New compound sets identified from high throughput phenotypic screening against three kinetoplastid parasites: an open resource

Abstract

Using whole-cell phenotypic assays, the GlaxoSmithKline high-throughput screening (HTS) diversity set of 1.8 million compounds was screened against the three kinetoplastids most relevant to human disease, i.e. Leishmania donovani, Trypanosoma cruzi and Trypanosoma brucei. Secondary confirmatory and orthogonal intracellular anti-parasiticidal assays were conducted, and the potential for non-specific cytotoxicity determined. Hit compounds were chemically clustered and triaged for desirable physicochemical properties. The hypothetical biological target space covered by these diversity sets was investigated through bioinformatics methodologies. Consequently, three anti-kinetoplastid chemical boxes of ~200 compounds each were assembled. Functional analyses of these compounds suggest a wide array of potential modes of action against kinetoplastid kinases, proteases and cytochromes as well as potential host-pathogen targets. This is the first published parallel high throughput screening of a pharma compound collection against kinetoplastids. The compound sets are provided as an open resource for future lead discovery programs, and to address important research questions.

Figure 1. Distribution of potency by chemical box (Leishmania donovani in pink, Trypanosoma brucei in blue and T. cruzi in green) and parasite.

Left panels: 3D scatter plot of pIC₅₀ values for each compound against L. donovani (Ld pIC₅₀, as inhibition of amastigotes per macrophage readout from imaging assay), T. cruzi (Tc pIC₅₀, as inhibition of amastigotes per cell readout from imaging assay) and T. brucei (Tb pIC₅₀, as inhibition of FLINT from fluorescent assay). Right panels: Distribution of potency for all compounds of each of the three chemical boxes (~200 compounds distributed into 40 potency bins).

Figure 2. Histogram of assignment of positive compounds based on historical assay data and homology of human protein targets to kinetoplastid genomes.

Histograms are clustered by assays for Leishmania donovani (Ld), Trypanosoma brucei (Tb) and T. cruzi (Tc). The threshold above which compound efficacy against specific human targets was considered significant was defined as pIC₅₀ ≥ 5 for inhibition or antagonist assays, and pEC₅₀ ≥ 5 for agonist, activation or modulator assays (i.e. overall pXC₅₀ ≥ 5). Kinetoplastid homologs to human proteins were assigned based on BLASTP E-values ≤ 1.0e–05. Some compounds met the criteria for multiple human proteins (cross-hatched bars) while some kinetoplastid proteins had homology to multiple human proteins (solid bars).

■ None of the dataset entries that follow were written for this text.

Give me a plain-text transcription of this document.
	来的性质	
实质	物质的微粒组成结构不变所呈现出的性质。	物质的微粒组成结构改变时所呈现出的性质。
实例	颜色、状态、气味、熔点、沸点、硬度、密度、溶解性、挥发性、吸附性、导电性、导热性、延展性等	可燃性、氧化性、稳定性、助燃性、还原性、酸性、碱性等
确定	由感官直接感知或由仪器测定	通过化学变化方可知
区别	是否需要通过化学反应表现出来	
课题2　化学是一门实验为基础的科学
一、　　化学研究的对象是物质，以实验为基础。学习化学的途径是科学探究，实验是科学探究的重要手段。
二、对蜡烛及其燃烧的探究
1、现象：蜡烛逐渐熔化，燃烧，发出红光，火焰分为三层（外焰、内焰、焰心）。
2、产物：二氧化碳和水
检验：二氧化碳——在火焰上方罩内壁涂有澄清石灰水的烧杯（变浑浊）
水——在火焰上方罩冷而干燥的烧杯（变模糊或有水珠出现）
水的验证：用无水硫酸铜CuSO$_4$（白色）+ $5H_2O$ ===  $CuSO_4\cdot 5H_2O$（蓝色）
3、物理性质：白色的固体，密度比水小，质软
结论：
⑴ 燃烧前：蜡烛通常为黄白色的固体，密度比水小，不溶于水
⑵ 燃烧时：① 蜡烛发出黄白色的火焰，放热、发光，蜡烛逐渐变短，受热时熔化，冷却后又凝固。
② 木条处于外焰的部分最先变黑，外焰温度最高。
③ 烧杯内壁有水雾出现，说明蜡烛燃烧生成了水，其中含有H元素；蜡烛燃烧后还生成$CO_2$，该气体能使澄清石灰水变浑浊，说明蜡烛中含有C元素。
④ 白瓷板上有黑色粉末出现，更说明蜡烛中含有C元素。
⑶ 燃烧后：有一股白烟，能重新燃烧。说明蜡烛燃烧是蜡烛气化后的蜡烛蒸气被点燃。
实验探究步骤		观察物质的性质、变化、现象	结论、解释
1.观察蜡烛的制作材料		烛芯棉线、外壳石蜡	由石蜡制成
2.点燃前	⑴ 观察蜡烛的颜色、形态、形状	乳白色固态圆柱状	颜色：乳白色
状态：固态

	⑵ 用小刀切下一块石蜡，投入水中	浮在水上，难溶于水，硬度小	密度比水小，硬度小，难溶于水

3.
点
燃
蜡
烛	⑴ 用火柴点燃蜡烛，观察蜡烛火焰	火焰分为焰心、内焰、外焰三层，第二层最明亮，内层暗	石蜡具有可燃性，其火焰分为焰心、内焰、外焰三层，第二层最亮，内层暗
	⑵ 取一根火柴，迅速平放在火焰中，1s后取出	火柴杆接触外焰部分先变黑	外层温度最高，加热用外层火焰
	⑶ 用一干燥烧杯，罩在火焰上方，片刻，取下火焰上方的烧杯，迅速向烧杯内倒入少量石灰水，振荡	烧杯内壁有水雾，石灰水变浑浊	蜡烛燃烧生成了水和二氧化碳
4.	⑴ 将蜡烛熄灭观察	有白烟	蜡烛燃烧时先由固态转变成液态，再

Figure 3. Neighbor-joining phylogenetic tree of combined human and Trypanosoma brucei str. 927 kinomes.

Human kinase targets with putative compounds are colored and prefixed (T_red); all human kinases are colored black. T. brucei kinases are colored and prefixed for the RNAi phenotypes death (D_blue), arrest (A_dark green) or slow (S_orange) according to Table 1 in Jones et al.. All other T. brucei kinases are colored violet. A few key clusters of human target and essential T. brucei kinases are labeled. The size and color of circles on the nodes represent support in 1000 bootstrap replicates.

Figure 4. Pathway network analysis of combined and individual kinetoplastid target hypotheses.

Pathways were assigned using KEGG and visualized using Cytoscape. Proteins of three species are grouped and colored according to general functional groups (kinases, proteases, other enzymes and cytochromes).